I figured something out.
I have
Microsoft (R) Windows XP (R) (Build 2600.xpsp_sp3_gdr.090206-1234: Service Pack 3.

I'd think this Bricopack used UXTHEME.DLL that wasn't compatible with my system so I need one that does. I need to restore my original Uxtheme.dll to the current state. To do that I would have to download it and replace my current one right now or just replace it or whatever.

Seems my xp is build 2600 so I'll try downloading sp3 build 5512 and then download Uxtheme.dll build 5512 and try patching and see if it patches my system so it can be compatible.


----------



## TheOutcaste (Aug 8, 2007)

Your original uxtheme.dll file is in the C:\WINDOWS\BricoPacks\SysFiles folder, named Ux_uxtheme.dll if you still have the folder.

A copy may also be in the C:\Windows\System32\Dllcache folder, though I don't think it's there unless you've run SFC at some point.

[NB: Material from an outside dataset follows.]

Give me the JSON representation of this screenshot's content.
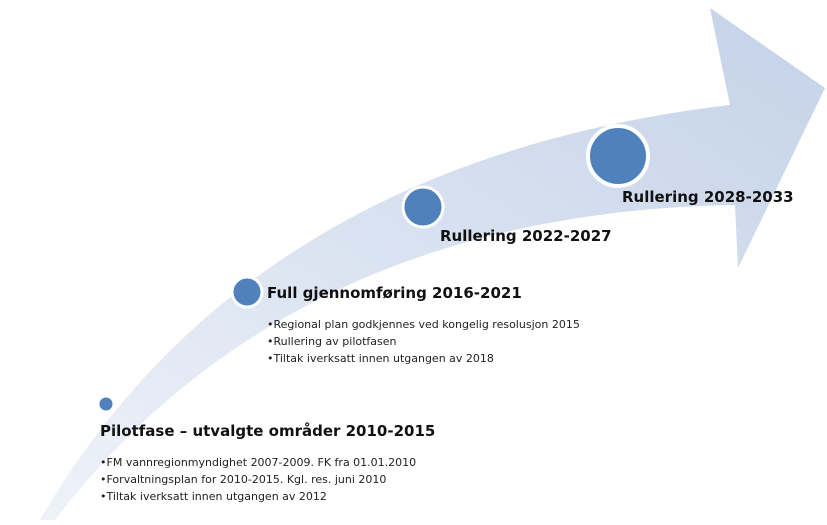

It works fine on my SP3 system so it should be compatible.
My build number is different though:
Microsoft (R) Windows XP (R) (Build 2600.xpsp.080413-2111: Service Pack 3
I haven't been able to determine if your build number is for the final SP3, or a pre-release version. It may display that way if SP3 is integrated in the install, rather than being installed to an SP1 or SP2 installation.
If it's for one of the release candidates or a beta version, that might be the whole problem.


----------



## johnpepper (Aug 22, 2009)

Guess what I fixed the problem myself as a matter of fact. I installed UXtheme Patcher V.6. I patched my system restarted my computer and now my themes work now. Thanks all of you guys for these wonderful ideas and helping me think thoroughly what I need to be done. BTW the final sp3 is build 5512. So I don't have the final version. And this isn't a beta version I'm guessing. But thanks for all your help .


----------